Second, how do we dynamically control these networks to create better computing systems? Here the answer has been to combine the novel network structure from the first problem with novel control theoretic techniques designed for these adaptable neural networks.

The results are exciting. For example, working with scientists at Argonne National Laboratory, we have developed techniques that use control theory to guarantee the accuracy of ML inference in the context of material science simulations. We have also used these techniques on embedded systems that harvest energy from the environment to maximize inference accuracy given a dynamically changing energy budget. As the world grows more dependent on AI, the value of AdaptiveAI will only increase, from embedded systems to enterprise solutions and everything in-between.

The Sequitur™ Platform

We’ve taken our know-how and technology and are making it broadly available for developers’ use. Whether for local use or for collaborating with our system integration team, we are available for improving legacy systems, analysis and development support in configuring new, modern complex systems, for improving AI tools themselves, for collecting data on system performance under various goals and conditions and for managing run-time operations to improve performance.
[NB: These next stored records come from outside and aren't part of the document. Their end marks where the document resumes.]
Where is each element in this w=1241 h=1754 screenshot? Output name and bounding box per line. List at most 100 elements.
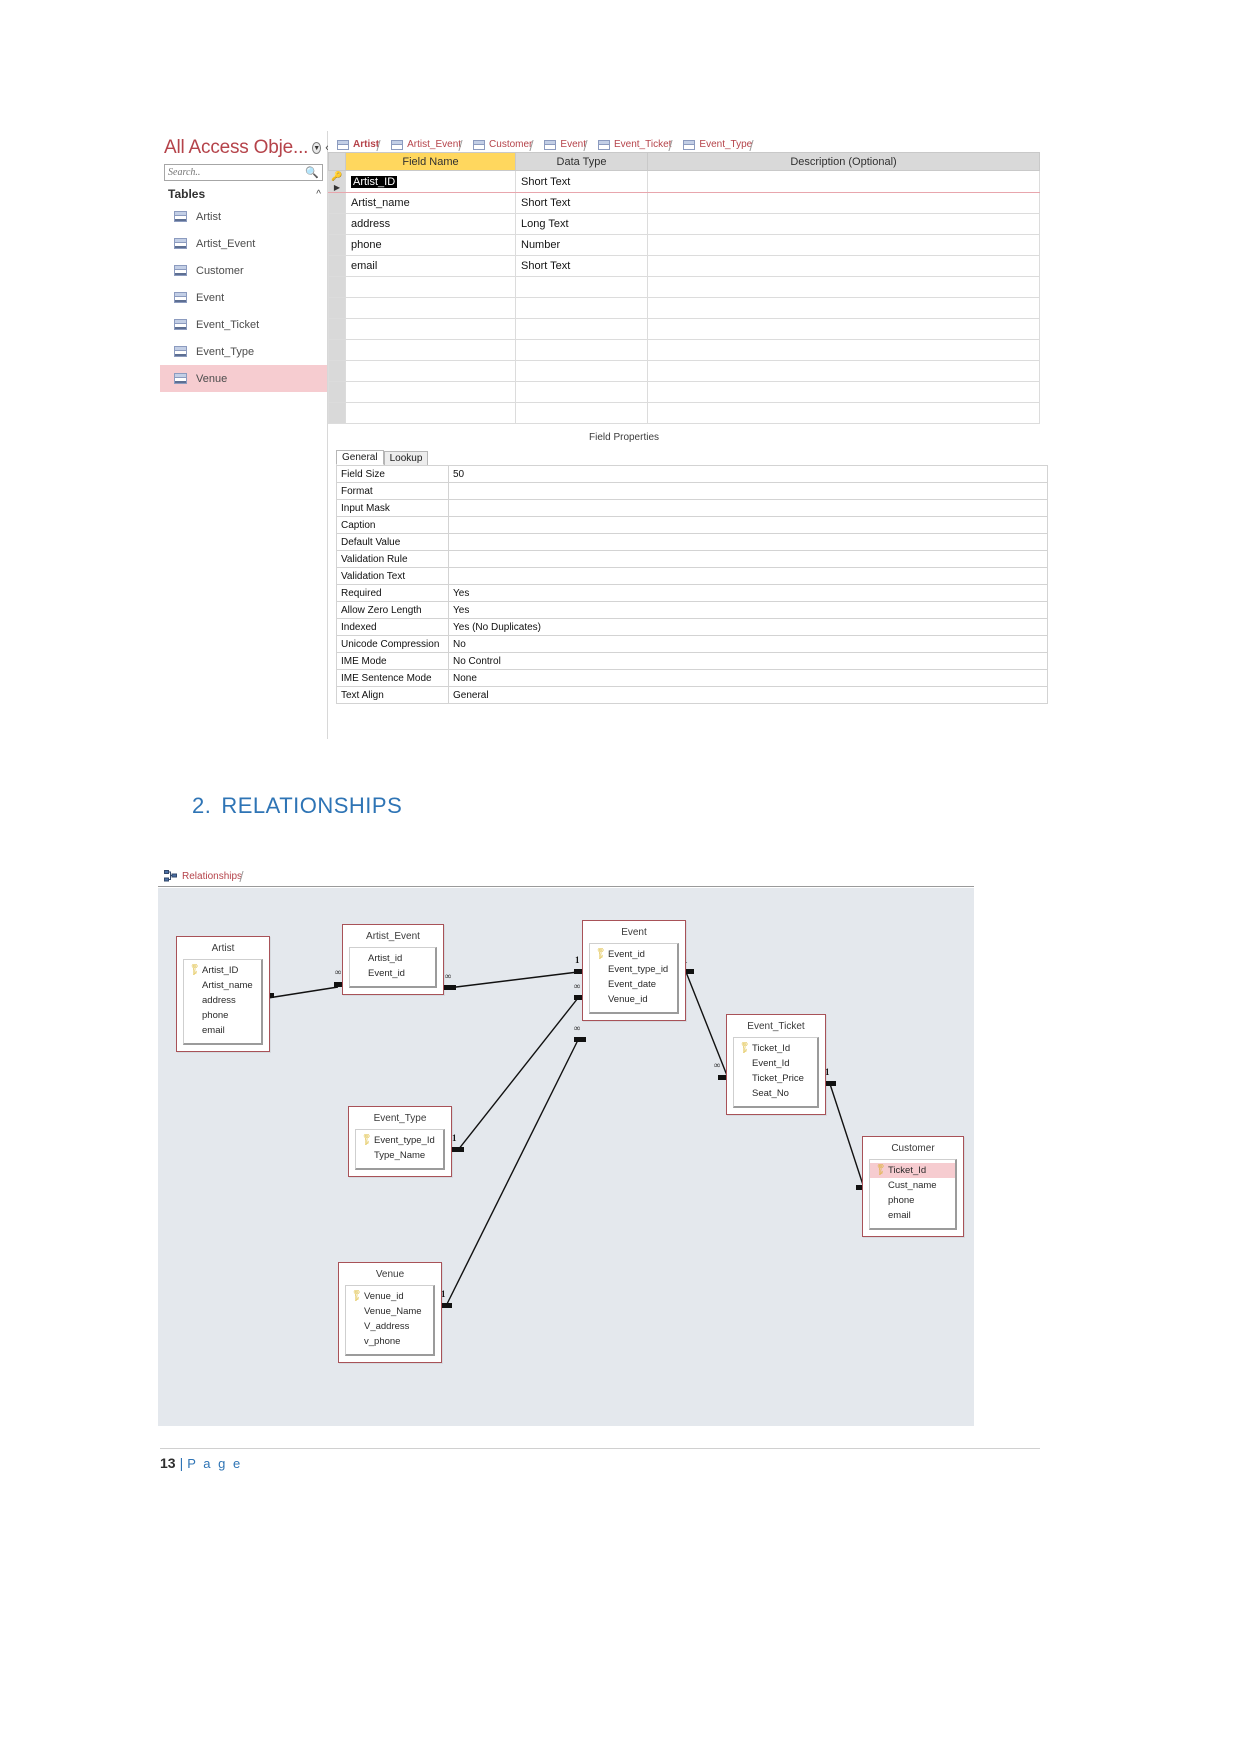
cell-data-type[interactable]: [515, 402, 648, 424]
row-selector[interactable]: [328, 213, 346, 235]
table-row[interactable]: [328, 381, 1040, 403]
table-row[interactable]: 🔑▶ Artist_ID Short Text: [328, 170, 1040, 193]
table-row[interactable]: email Short Text: [328, 255, 1040, 277]
row-selector[interactable]: [328, 360, 346, 382]
row-selector[interactable]: 🔑▶: [328, 170, 346, 193]
sidebar-item-event[interactable]: Event: [160, 284, 327, 311]
entity-box-customer[interactable]: Customer Ticket_IdCust_namephoneemail: [862, 1136, 964, 1237]
magnifier-icon[interactable]: 🔍: [305, 166, 322, 179]
table-row[interactable]: [328, 339, 1040, 361]
row-selector[interactable]: [328, 402, 346, 424]
cell-description[interactable]: [647, 170, 1040, 193]
cell-field-name[interactable]: [345, 318, 516, 340]
entity-field[interactable]: Venue_Name: [346, 1304, 433, 1319]
row-selector[interactable]: [328, 276, 346, 298]
tab-event_ticket[interactable]: Event_Ticket: [593, 138, 678, 152]
cell-field-name[interactable]: phone: [345, 234, 516, 256]
row-selector[interactable]: [328, 255, 346, 277]
cell-field-name[interactable]: [345, 360, 516, 382]
row-selector[interactable]: [328, 234, 346, 256]
entity-field[interactable]: Cust_name: [870, 1178, 955, 1193]
entity-box-event[interactable]: Event Event_idEvent_type_idEvent_dateVenu…: [582, 920, 686, 1021]
tab-artist_event[interactable]: Artist_Event: [386, 138, 468, 152]
chevron-down-circle-icon[interactable]: ▼: [312, 142, 322, 154]
entity-field[interactable]: Venue_id: [346, 1289, 433, 1304]
entity-box-event_ticket[interactable]: Event_Ticket Ticket_IdEvent_IdTicket_Pric…: [726, 1014, 826, 1115]
cell-field-name[interactable]: [345, 339, 516, 361]
entity-box-venue[interactable]: Venue Venue_idVenue_NameV_addressv_phone: [338, 1262, 442, 1363]
table-row[interactable]: Artist_name Short Text: [328, 192, 1040, 214]
entity-field[interactable]: Artist_ID: [184, 963, 261, 978]
property-value[interactable]: 50: [448, 465, 1048, 483]
property-tab-general[interactable]: General: [336, 450, 384, 465]
cell-description[interactable]: [647, 381, 1040, 403]
cell-description[interactable]: [647, 318, 1040, 340]
entity-field[interactable]: Event_date: [590, 977, 677, 992]
entity-field[interactable]: Artist_name: [184, 978, 261, 993]
entity-box-artist[interactable]: Artist Artist_IDArtist_nameaddressphoneem…: [176, 936, 270, 1052]
table-row[interactable]: address Long Text: [328, 213, 1040, 235]
cell-field-name[interactable]: address: [345, 213, 516, 235]
property-tab-lookup[interactable]: Lookup: [383, 451, 429, 465]
tab-event[interactable]: Event: [539, 138, 593, 152]
cell-data-type[interactable]: Short Text: [515, 192, 648, 214]
column-header-data-type[interactable]: Data Type: [515, 152, 648, 171]
entity-field[interactable]: v_phone: [346, 1334, 433, 1349]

Config Dynamics’ Sequitur™ Platform is based on research that makes application of Self-Aware™ and AdaptiveAI™ computing functionality widely accessible, by supporting the design and implementation of self-aware systems without requiring developers to be experts in AI, learning, or control.

This is accomplished through a series of API’s to access advanced computational methods, goal-setting support and resident configuration analysis and run-time optimization tools, to permit developers to build systems with formal guarantees that their goals will be met.